In 2017, to take part in the the lead-up to any major sporting event is to be embroiled in a culture war. The Super Bowl wasn’t about the Patriots vs. Falcons as much as it was white vs. black, Trump vs. the culture, etc. David vs. Goliath is not enough of a selling feature anymore. In fact, McGregor was such a big underdog that legitimizing the event meant playing away from, not into, the underdog factor.
The point is, virtually everyone with an Internet connection could find a vessel to connect the fight to something larger than itself, an issue they specifically were invested in.
So maybe you cheered for Mayweather because you’re anti-racist. Or you’re encapsulated by Floyd’s dominance, the idea of watching one the great’s put the perfect capper on his career. Maybe you picked McGregor because you’re Irish. Maybe he’s the working-class hero you want so badly to see in yourself. Maybe you like his bluster – the mouthpiece in the three-piece. Maybe you’re anti-political correctness. Hell, maybe you’re a racist. Maybe you dislike both, but you’ll take casual racism over violent misogyny. Maybe you just liked the connectedness of knowing you were, in an increasingly fragmented culture, doing the same thing as everyone else. Maybe you know it’s all a sham, but you still want to be able to tweet about it. Maybe all you want to do it tweet about how it’s a sham. You still watched.
And that’s the real kicker. As overexposed as we were this year to the Superbowl, the Oscars, the solar eclipse, the Charlottesville riots, the specter of Trump, they at least contained legible depth: an unpredictable outcome, a once-in-a-lifetime natural occurrence, honest-to-God life-or-death stakes.
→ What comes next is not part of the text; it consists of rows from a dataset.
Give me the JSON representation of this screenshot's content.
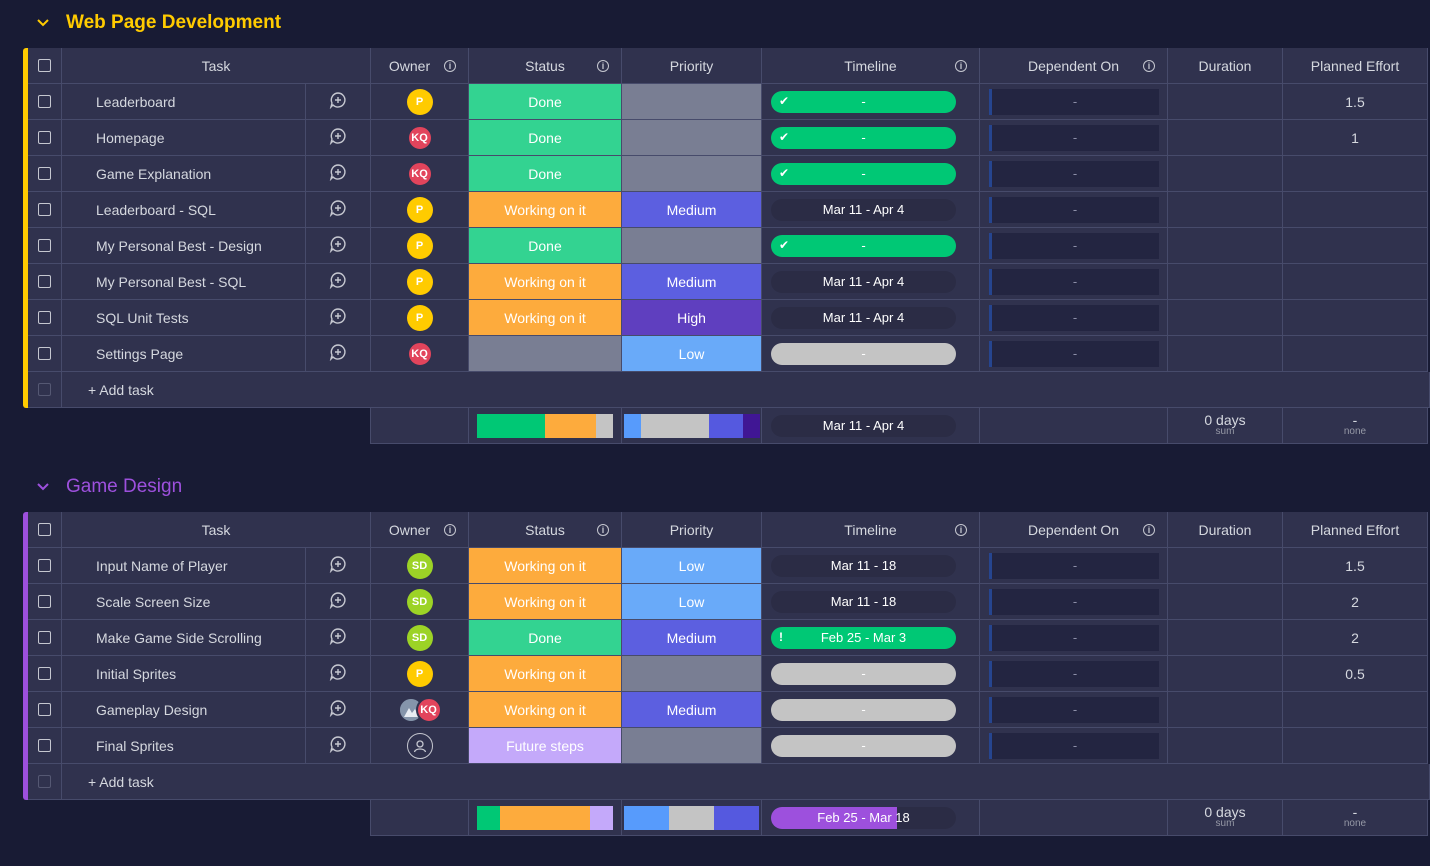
{
  "columns": {
    "task": "Task",
    "owner": "Owner",
    "status": "Status",
    "priority": "Priority",
    "timeline": "Timeline",
    "dependent_on": "Dependent On",
    "duration": "Duration",
    "planned_effort": "Planned Effort"
  },
  "colors": {
    "done": "#33d391",
    "working": "#fdab3d",
    "future": "#c4a9fa",
    "blank": "#797e93",
    "medium": "#5c5fe0",
    "high": "#5f3fbf",
    "low": "#69aaf9",
    "timeline_done": "#00c875",
    "timeline_dark": "#2b2c45",
    "timeline_empty": "#c4c4c4"
  },
  "groups": [
    {
      "title": "Web Page Development",
      "color": "#ffcb00",
      "add_task": "+ Add task",
      "rows": [
        {
          "task": "Leaderboard",
          "owner": "P",
          "status": "Done",
          "priority": "",
          "timeline": "-",
          "timeline_kind": "done-check",
          "dep": "-",
          "duration": "",
          "effort": "1.5"
        },
        {
          "task": "Homepage",
          "owner": "KQ",
          "status": "Done",
          "priority": "",
          "timeline": "-",
          "timeline_kind": "done-check",
          "dep": "-",
          "duration": "",
          "effort": "1"
        },
        {
          "task": "Game Explanation",
          "owner": "KQ",
          "status": "Done",
          "priority": "",
          "timeline": "-",
          "timeline_kind": "done-check",
          "dep": "-",
          "duration": "",
          "effort": ""
        },
        {
          "task": "Leaderboard - SQL",
          "owner": "P",
          "status": "Working on it",
          "priority": "Medium",
          "timeline": "Mar 11 - Apr 4",
          "timeline_kind": "dark",
          "dep": "-",
          "duration": "",
          "effort": ""
        },
        {
          "task": "My Personal Best - Design",
          "owner": "P",
          "status": "Done",
          "priority": "",
          "timeline": "-",
          "timeline_kind": "done-check",
          "dep": "-",
          "duration": "",
          "effort": ""
        },
        {
          "task": "My Personal Best - SQL",
          "owner": "P",
          "status": "Working on it",
          "priority": "Medium",
          "timeline": "Mar 11 - Apr 4",
          "timeline_kind": "dark",
          "dep": "-",
          "duration": "",
          "effort": ""
        },
        {
          "task": "SQL Unit Tests",
          "owner": "P",
          "status": "Working on it",
          "priority": "High",
          "timeline": "Mar 11 - Apr 4",
          "timeline_kind": "dark",
          "dep": "-",
          "duration": "",
          "effort": ""
        },
        {
          "task": "Settings Page",
          "owner": "KQ",
          "status": "",
          "priority": "Low",
          "timeline": "-",
          "timeline_kind": "empty",
          "dep": "-",
          "duration": "",
          "effort": ""
        }
      ],
      "summary": {
        "timeline": "Mar 11 - Apr 4",
        "duration_value": "0 days",
        "duration_label": "sum",
        "effort_value": "-",
        "effort_label": "none",
        "status_dist": [
          {
            "color": "#00c875",
            "pct": 50
          },
          {
            "color": "#fdab3d",
            "pct": 37.5
          },
          {
            "color": "#c4c4c4",
            "pct": 12.5
          }
        ],
        "priority_dist": [
          {
            "color": "#579bfc",
            "pct": 12.5
          },
          {
            "color": "#c4c4c4",
            "pct": 50
          },
          {
            "color": "#5559df",
            "pct": 25
          },
          {
            "color": "#401694",
            "pct": 12.5
          }
        ]
      }
    },
    {
      "title": "Game Design",
      "color": "#9d50dd",
      "add_task": "+ Add task",
      "rows": [
        {
          "task": "Input Name of Player",
          "owner": "SD",
          "status": "Working on it",
          "priority": "Low",
          "timeline": "Mar 11 - 18",
          "timeline_kind": "dark",
          "dep": "-",
          "duration": "",
          "effort": "1.5"
        },
        {
          "task": "Scale Screen Size",
          "owner": "SD",
          "status": "Working on it",
          "priority": "Low",
          "timeline": "Mar 11 - 18",
          "timeline_kind": "dark",
          "dep": "-",
          "duration": "",
          "effort": "2"
        },
        {
          "task": "Make Game Side Scrolling",
          "owner": "SD",
          "status": "Done",
          "priority": "Medium",
          "timeline": "Feb 25 - Mar 3",
          "timeline_kind": "done-alert",
          "dep": "-",
          "duration": "",
          "effort": "2"
        },
        {
          "task": "Initial Sprites",
          "owner": "P",
          "status": "Working on it",
          "priority": "",
          "timeline": "-",
          "timeline_kind": "empty",
          "dep": "-",
          "duration": "",
          "effort": "0.5"
        },
        {
          "task": "Gameplay Design",
          "owner": "PHOTO+KQ",
          "status": "Working on it",
          "priority": "Medium",
          "timeline": "-",
          "timeline_kind": "empty",
          "dep": "-",
          "duration": "",
          "effort": ""
        },
        {
          "task": "Final Sprites",
          "owner": "EMPTY",
          "status": "Future steps",
          "priority": "",
          "timeline": "-",
          "timeline_kind": "empty",
          "dep": "-",
          "duration": "",
          "effort": ""
        }
      ],
      "summary": {
        "timeline": "Feb 25 - Mar 18",
        "duration_value": "0 days",
        "duration_label": "sum",
        "effort_value": "-",
        "effort_label": "none",
        "status_dist": [
          {
            "color": "#00c875",
            "pct": 16.7
          },
          {
            "color": "#fdab3d",
            "pct": 66.6
          },
          {
            "color": "#c4a9fa",
            "pct": 16.7
          }
        ],
        "priority_dist": [
          {
            "color": "#579bfc",
            "pct": 33.3
          },
          {
            "color": "#c4c4c4",
            "pct": 33.3
          },
          {
            "color": "#5559df",
            "pct": 33.4
          }
        ]
      }
    }
  ]
}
Saturday’s fight, however, was a match so devoid of actual suspense, with so inevitable an outcome, that it translated far less as a sporting event than it did a cultural event.
It was the most epic money grab of all time, and most of us knew it. We mentioned that every so often, in-between the pre-fight introduction videos we paid fervent attention to. Therein lies the inherent genius – and cynicism – of the Mayweather vs. McGregor. Its promoters understood that, in this particular moment, with big enough names and played-up stakes, they could strike gold on leveraging the fear of missing out, even in the face of a consumer base that acknowledged there wouldn’t be much to miss out on in the first place.